Is he paying? cause if he is that would be your answer.
grin.gif
 
BMW Mercedes,Lexus and Audi, and I'm sure many others, specify weights in the seats and trunk before aligning the vehicle. (Mercedes wants the ride height measured as well)
They provide a "load" chart along with the specs. Probably the shop he's using came across that requirement and he was told to come up with the weights before they would align it.
Those manufacturers don't give loaded and unloaded specs. They expect you to follow their instructions. Setting the car up to the specs given,without loading it, will will throw it off a bit.
In reality it's probably not enough to make a difference.
 
Okay we've tossed it around, can you align an unloaded car to loaded specs (say 200 lbs in the drivers seat) and have it come out right?
 
Jaguars, (Series 1,2, and 3 XJ6, and XJS and XJ40s at least) have specific alignment tools that you fit to the suspension to hold the car at the correct ride height.
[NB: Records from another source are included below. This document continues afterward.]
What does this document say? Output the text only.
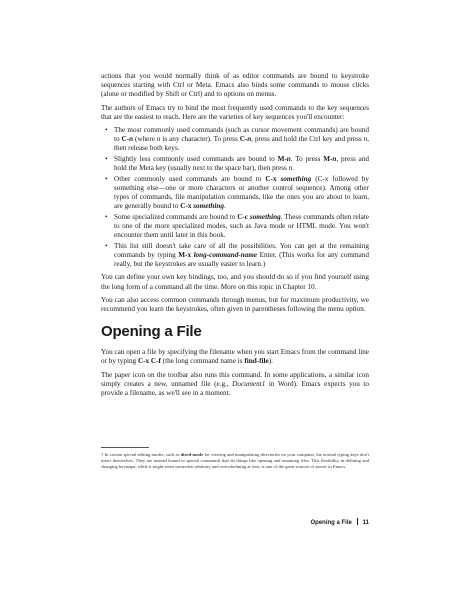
actions that you would normally think of as editor commands are bound to keystroke sequences starting with Ctrl or Meta. Emacs also binds some commands to mouse clicks (alone or modified by Shift or Ctrl) and to options on menus.

The authors of Emacs try to bind the most frequently used commands to the key sequences that are the easiest to reach. Here are the varieties of key sequences you'll encounter:

• The most commonly used commands (such as cursor movement commands) are bound to C-n (where n is any character). To press C-n, press and hold the Ctrl key and press n, then release both keys.
• Slightly less commonly used commands are bound to M-n. To press M-n, press and hold the Meta key (usually next to the space bar), then press n.
• Other commonly used commands are bound to C-x something (C-x followed by something else—one or more characters or another control sequence). Among other types of commands, file manipulation commands, like the ones you are about to learn, are generally bound to C-x something.
• Some specialized commands are bound to C-c something. These commands often relate to one of the more specialized modes, such as Java mode or HTML mode. You won't encounter them until later in this book.
• This list still doesn't take care of all the possibilities. You can get at the remaining commands by typing M-x long-command-name Enter. (This works for any command really, but the keystrokes are usually easier to learn.)

You can define your own key bindings, too, and you should do so if you find yourself using the long form of a command all the time. More on this topic in Chapter 10.

You can also access common commands through menus, but for maximum productivity, we recommend you learn the keystrokes, often given in parentheses following the menu option.

Opening a File

You can open a file by specifying the filename when you start Emacs from the command line or by typing C-x C-f (the long command name is find-file).

The paper icon on the toolbar also runs this command. In some applications, a similar icon simply creates a new, unnamed file (e.g., Document1 in Word). Emacs expects you to provide a filename, as we'll see in a moment.

† In certain special editing modes, such as dired-mode for viewing and manipulating directories on your computer, the normal typing keys don't insert themselves. They are instead bound to special commands that do things like opening and renaming files. This flexibility in defining and changing keymaps, while it might seem somewhat arbitrary and overwhelming at first, is one of the great sources of power in Emacs.
Opening a File 11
If you don't use these, and align the car, it will not be correct. When I was at Jag Dealer mechanic school years ago, we aligned a car at the "resting" height, and then installed the tools. The alignment was way off. I see a lot of these cars that have worn out inner edges of the tires...I had a friend make my set from the specs in the manual, and have since found a partial set of factory ones on Ebay. After you have the tools, the tough part is getting an alignment shop to use them.... Most are resistant to the idea.

Fiat 124 spiders want you to align the car with 2 people in it. Which two people?? I am a big guy, so me and a 98 pounder would give some weird results... Maybe I need a couple of folks from the embassy...
 
Simple answer to the above question is, no. the specs will be out if the loading instructions are not followed. Will they be out that far? It depends... But the thing is, most modern computer alignment machines will automatically bring up the chart showing how much weight to place where. A shop that does alignments with any kind of regularity on European cars should have weights handy (Our Toyota dealer has several canvas bags of shot in 30 lb increments.) and it's not a big issue to load the car to spec. Our Hunter machine even had the reflectors to automatically measure ride height on Mercedes, even though we rarely ever saw them.